Comment passer du sentiment d’inexistence à la joie ?

L’existence, parfois, ne tient qu’à un fil. Mais pour peu qu’il tienne, voilà que ce fil gagne en épaisseur, devient un passage. Lorsque tout est rien, il se produit entre les riens une limite réelle et existante. Lorsque tout se contredit, il se produit entre les contraires un jeu réel et existant. Il y a donc toujours, entre les riens ou les contraires, une voie pour l’existence, un passage pour la joie, où la différence devient connivence, et la contradiction contraste. Car la contradiction la plus vive est toujours susceptible d’un repos, d’une stase d’équilibre et d’harmonie, comme une douceur de la lumière. Il suffit que les contraires se fassent valoir pour permettre la vue et la vie. Là où tout était prêt pour la mort, l’existence, paradoxalement, se faufile et se propage.

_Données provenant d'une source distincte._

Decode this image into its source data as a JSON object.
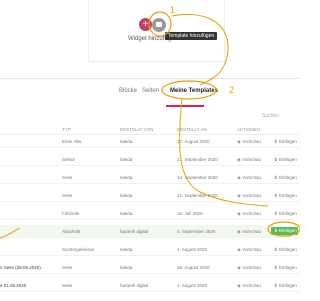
{
  "colors": {
    "accent": "#d81e5b",
    "annotation": "#e8a200",
    "insert_bg": "#5cb85c"
  },
  "top": {
    "red_icon_glyph": "+",
    "widget_label": "Widget hinzufügen",
    "tooltip": "Template hinzufügen",
    "annotation_1": "1"
  },
  "tabs": {
    "items": [
      "Blöcke",
      "Seiten",
      "Meine Templates"
    ],
    "active": "Meine Templates",
    "annotation_2": "2"
  },
  "subnote": "Suchen",
  "table": {
    "columns": [
      "Typ",
      "Erstellt von",
      "Erstellt am",
      "Aktionen"
    ],
    "rows": [
      {
        "first": "",
        "type": "Einer Abs.",
        "author": "Ialeda",
        "date": "17. August 2020",
        "preview": "Vorschau",
        "insert": "Einfügen",
        "hl": false
      },
      {
        "first": "",
        "type": "Sektor",
        "author": "Ialeda",
        "date": "21. September 2020",
        "preview": "Vorschau",
        "insert": "Einfügen",
        "hl": false
      },
      {
        "first": "",
        "type": "Seite",
        "author": "Ialeda",
        "date": "14. September 2020",
        "preview": "Vorschau",
        "insert": "Einfügen",
        "hl": false
      },
      {
        "first": "",
        "type": "Seite",
        "author": "Ialeda",
        "date": "12. September 2020",
        "preview": "Vorschau",
        "insert": "Einfügen",
        "hl": false
      },
      {
        "first": "",
        "type": "Fußzeile",
        "author": "Ialeda",
        "date": "16. Juli 2020",
        "preview": "Vorschau",
        "insert": "Einfügen",
        "hl": false
      },
      {
        "first": "",
        "type": "Abschnitt",
        "author": "haranth digital",
        "date": "4. September 2020",
        "preview": "Vorschau",
        "insert": "Einfügen",
        "hl": true
      },
      {
        "first": "",
        "type": "Suchergebnisse",
        "author": "Ialeda",
        "date": "4. August 2020",
        "preview": "Vorschau",
        "insert": "Einfügen",
        "hl": false
      },
      {
        "first": "n Seite (28.08.2020)",
        "type": "Seite",
        "author": "Ialeda",
        "date": "28. August 2020",
        "preview": "Vorschau",
        "insert": "Einfügen",
        "hl": false
      },
      {
        "first": "e 01.08.2020",
        "type": "Seite",
        "author": "haranth digital",
        "date": "1. August 2020",
        "preview": "Vorschau",
        "insert": "Einfügen",
        "hl": false
      }
    ]
  }
}
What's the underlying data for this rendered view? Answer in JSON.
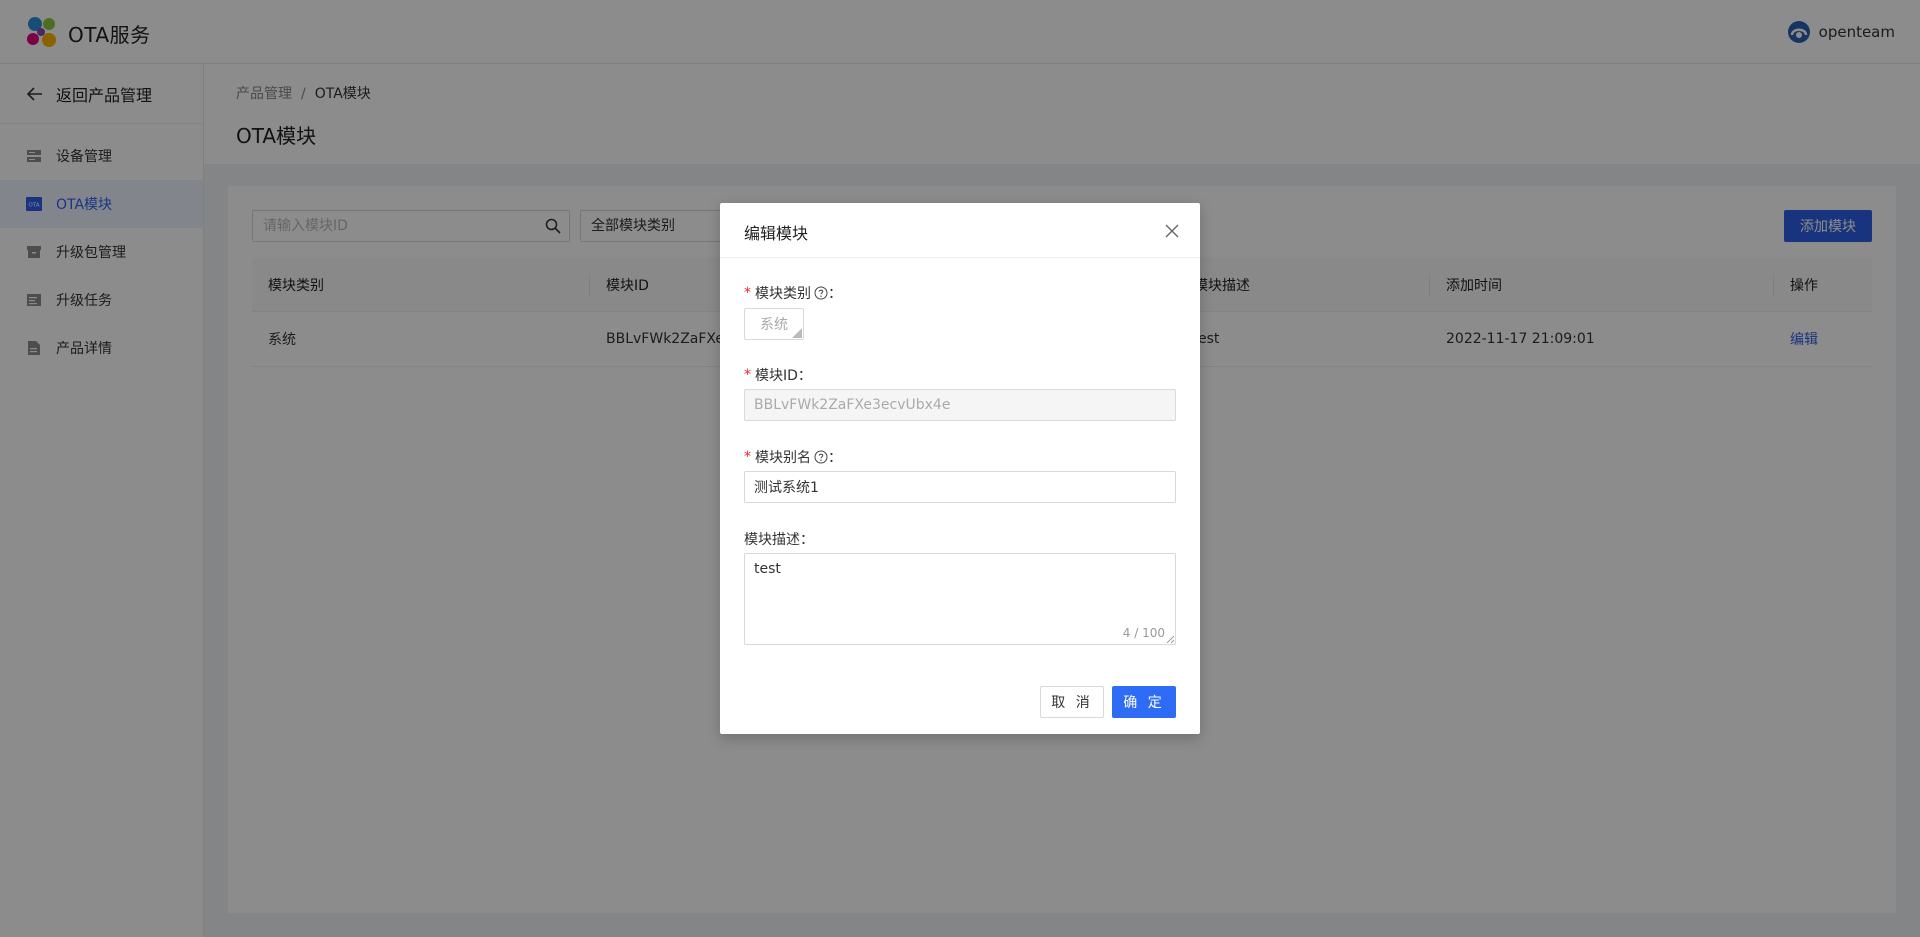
{
  "app": {
    "title": "OTA服务",
    "user": "openteam"
  },
  "sidebar": {
    "back_label": "返回产品管理",
    "items": [
      {
        "label": "设备管理",
        "icon": "device-list-icon",
        "active": false
      },
      {
        "label": "OTA模块",
        "icon": "ota-icon",
        "active": true
      },
      {
        "label": "升级包管理",
        "icon": "package-icon",
        "active": false
      },
      {
        "label": "升级任务",
        "icon": "task-icon",
        "active": false
      },
      {
        "label": "产品详情",
        "icon": "document-icon",
        "active": false
      }
    ],
    "ota_icon_text": "OTA"
  },
  "breadcrumb": {
    "parent": "产品管理",
    "separator": "/",
    "current": "OTA模块"
  },
  "page": {
    "title": "OTA模块"
  },
  "toolbar": {
    "search_placeholder": "请输入模块ID",
    "type_filter": "全部模块类别",
    "add_label": "添加模块"
  },
  "table": {
    "headers": [
      "模块类别",
      "模块ID",
      "模块描述",
      "添加时间",
      "操作"
    ],
    "rows": [
      {
        "type": "系统",
        "id": "BBLvFWk2ZaFXe3",
        "desc": "est",
        "time": "2022-11-17 21:09:01",
        "action": "编辑"
      }
    ]
  },
  "modal": {
    "title": "编辑模块",
    "type_label": "模块类别",
    "type_value": "系统",
    "id_label": "模块ID：",
    "id_value": "BBLvFWk2ZaFXe3ecvUbx4e",
    "alias_label": "模块别名",
    "alias_value": "测试系统1",
    "desc_label": "模块描述：",
    "desc_value": "test",
    "desc_counter": "4 / 100",
    "colon": "：",
    "cancel_label": "取 消",
    "ok_label": "确 定"
  },
  "colors": {
    "primary": "#2f5fe8",
    "required": "#f5222d",
    "active_bg": "#eef3ff"
  }
}
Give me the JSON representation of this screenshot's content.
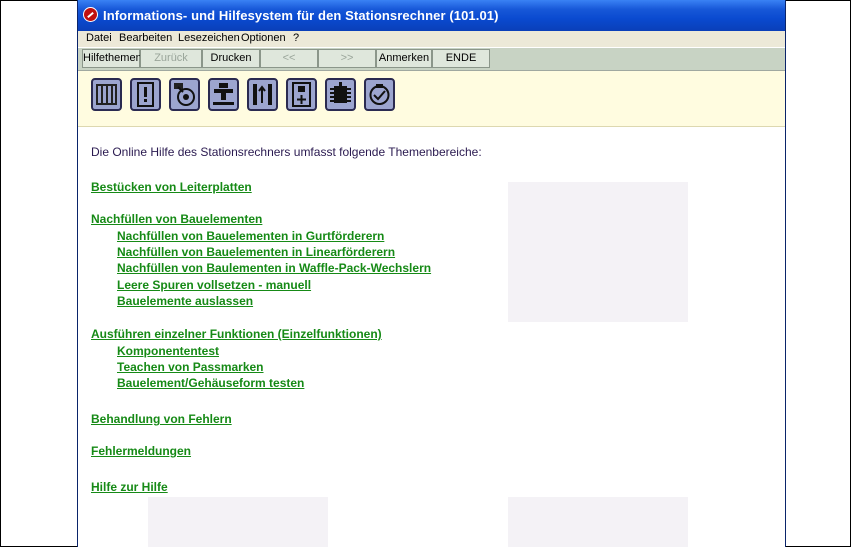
{
  "window": {
    "title": "Informations- und Hilfesystem für den Stationsrechner (101.01)"
  },
  "menu": [
    "Datei",
    "Bearbeiten",
    "Lesezeichen",
    "Optionen",
    "?"
  ],
  "toolbar": {
    "hilfethemen": "Hilfethemen",
    "zurueck": "Zurück",
    "drucken": "Drucken",
    "back": "<<",
    "forward": ">>",
    "anmerken": "Anmerken",
    "ende": "ENDE"
  },
  "icons": [
    "feeder-icon",
    "warning-icon",
    "tape-reel-icon",
    "nozzle-icon",
    "lift-icon",
    "component-add-icon",
    "chip-icon",
    "cycle-icon"
  ],
  "content": {
    "intro": "Die Online Hilfe des Stationsrechners umfasst folgende Themenbereiche:",
    "topics": {
      "t1": "Bestücken von Leiterplatten",
      "t2": "Nachfüllen von Bauelementen",
      "t2a": "Nachfüllen von Bauelementen in Gurtförderern",
      "t2b": "Nachfüllen von Bauelementen in Linearförderern",
      "t2c": "Nachfüllen von Baulementen in Waffle-Pack-Wechslern",
      "t2d": "Leere Spuren vollsetzen - manuell",
      "t2e": "Bauelemente auslassen",
      "t3": "Ausführen einzelner Funktionen (Einzelfunktionen)",
      "t3a": "Komponententest",
      "t3b": "Teachen von Passmarken",
      "t3c": "Bauelement/Gehäuseform testen",
      "t4": "Behandlung von Fehlern",
      "t5": "Fehlermeldungen",
      "t6": "Hilfe zur Hilfe"
    }
  },
  "colors": {
    "link": "#168a16",
    "title_bar": "#0a4ad0",
    "icon_bar": "#fffce0",
    "button_bar": "#c8d3c4"
  }
}
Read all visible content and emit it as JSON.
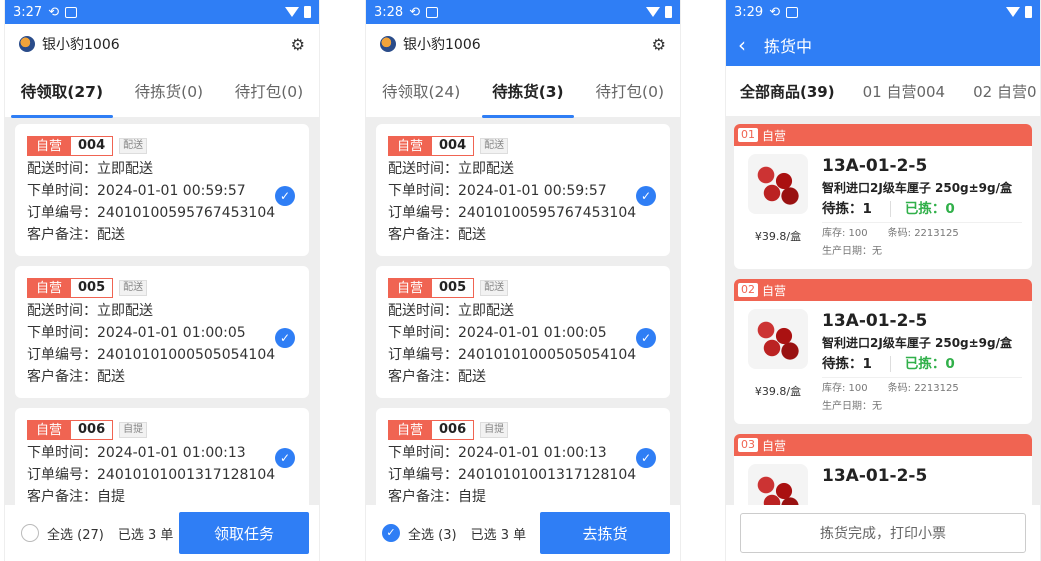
{
  "user": {
    "name": "银小豹1006"
  },
  "screens": {
    "claim": {
      "time": "3:27",
      "tabs": [
        "待领取(27)",
        "待拣货(0)",
        "待打包(0)"
      ],
      "select_all": "全选 (27)",
      "selected": "已选 3 单",
      "action": "领取任务"
    },
    "pick": {
      "time": "3:28",
      "tabs": [
        "待领取(24)",
        "待拣货(3)",
        "待打包(0)"
      ],
      "select_all": "全选 (3)",
      "selected": "已选 3 单",
      "action": "去拣货"
    },
    "picking": {
      "time": "3:29",
      "title": "拣货中",
      "tabs": [
        "全部商品(39)",
        "01 自营004",
        "02 自营0"
      ],
      "finish": "拣货完成，打印小票"
    }
  },
  "orders": [
    {
      "tag": "自营",
      "num": "004",
      "type": "配送",
      "lines": [
        "配送时间：立即配送",
        "下单时间：2024-01-01 00:59:57",
        "订单编号：24010100595767453104",
        "客户备注：配送"
      ]
    },
    {
      "tag": "自营",
      "num": "005",
      "type": "配送",
      "lines": [
        "配送时间：立即配送",
        "下单时间：2024-01-01 01:00:05",
        "订单编号：24010101000505054104",
        "客户备注：配送"
      ]
    },
    {
      "tag": "自营",
      "num": "006",
      "type": "自提",
      "lines": [
        "下单时间：2024-01-01 01:00:13",
        "订单编号：24010101001317128104",
        "客户备注：自提"
      ]
    }
  ],
  "products": [
    {
      "idx": "01",
      "store": "自营",
      "loc": "13A-01-2-5",
      "name": "智利进口2J级车厘子 250g±9g/盒",
      "topick": "待拣：1",
      "picked": "已拣：0",
      "price": "¥39.8/盒",
      "stock": "库存: 100",
      "barcode": "条码: 2213125",
      "date": "生产日期：无"
    },
    {
      "idx": "02",
      "store": "自营",
      "loc": "13A-01-2-5",
      "name": "智利进口2J级车厘子 250g±9g/盒",
      "topick": "待拣：1",
      "picked": "已拣：0",
      "price": "¥39.8/盒",
      "stock": "库存: 100",
      "barcode": "条码: 2213125",
      "date": "生产日期：无"
    },
    {
      "idx": "03",
      "store": "自营",
      "loc": "13A-01-2-5"
    }
  ],
  "colors": {
    "primary": "#2f7ef5",
    "accent": "#f06452",
    "success": "#31b04a"
  }
}
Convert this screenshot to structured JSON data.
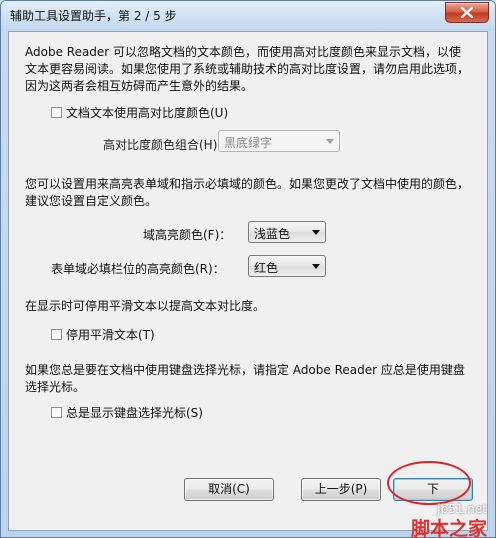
{
  "window": {
    "title": "辅助工具设置助手，第 2 / 5 步"
  },
  "section1": {
    "text": "Adobe Reader 可以忽略文档的文本颜色，而使用高对比度颜色来显示文档，以使文本更容易阅读。如果您使用了系统或辅助技术的高对比度设置，请勿启用此选项，因为这两者会相互妨碍而产生意外的结果。",
    "checkbox_label": "文档文本使用高对比度颜色(U)",
    "combo_label": "高对比度颜色组合(H)：",
    "combo_value": "黑底绿字"
  },
  "section2": {
    "text": "您可以设置用来高亮表单域和指示必填域的颜色。如果您更改了文档中使用的颜色，建议您设置自定义颜色。",
    "field_highlight_label": "域高亮颜色(F)：",
    "field_highlight_value": "浅蓝色",
    "required_highlight_label": "表单域必填栏位的高亮颜色(R)：",
    "required_highlight_value": "红色"
  },
  "section3": {
    "text": "在显示时可停用平滑文本以提高文本对比度。",
    "checkbox_label": "停用平滑文本(T)"
  },
  "section4": {
    "text": "如果您总是要在文档中使用键盘选择光标，请指定 Adobe Reader 应总是使用键盘选择光标。",
    "checkbox_label": "总是显示键盘选择光标(S)"
  },
  "buttons": {
    "cancel": "取消(C)",
    "back": "上一步(P)",
    "next": "下"
  },
  "watermark": {
    "url": "jb51.net",
    "brand": "脚本之家"
  },
  "colors": {
    "annotation": "#d7262f"
  }
}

C’est au bord des buches, dans l’interstice incandescent, que le feu prend. C’est tout contre la peau que les draps se réchauffent. C’est au contour des choses que la lumière se pose. Quand le jour nous rend le monde, quand les regards se croisent, quand les sourires s’appellent, quand la main espérée se pose sur la mienne, on sent d’un coup que la vie va continuer et qu’elle vaut la peine d’être vécue. Il suffit de suivre, entre les néants, la ligne mélodique de la joie.

La ligne de l’être brille sur fond de néant et c’est cela, la joie.

24 réflexions sur “Comment passer du sentiment d’inexistence à la joie ?

  1. … parfois, il n’y a plus de contrastes, juste le néant, qui succède au néant. Plus « d’entre » les néants. Juste l’inexistence.
    Parfois, on cherche le contraste, et lorsqu’on le trouve, il est fade, déteint.
    La lumière se pose, certes, mais elle n’a plus vraiment d’éclat.
    Parfois, on se créée une joie superficielle, pour attirer la joie réelle, mais il n’y a plus de spontanéité, juste une espérance vaine, et finalement une déception…

    (désolée pour ces mots sans jolie conclusion, mais c’est ce que me fait ressentir votre post…)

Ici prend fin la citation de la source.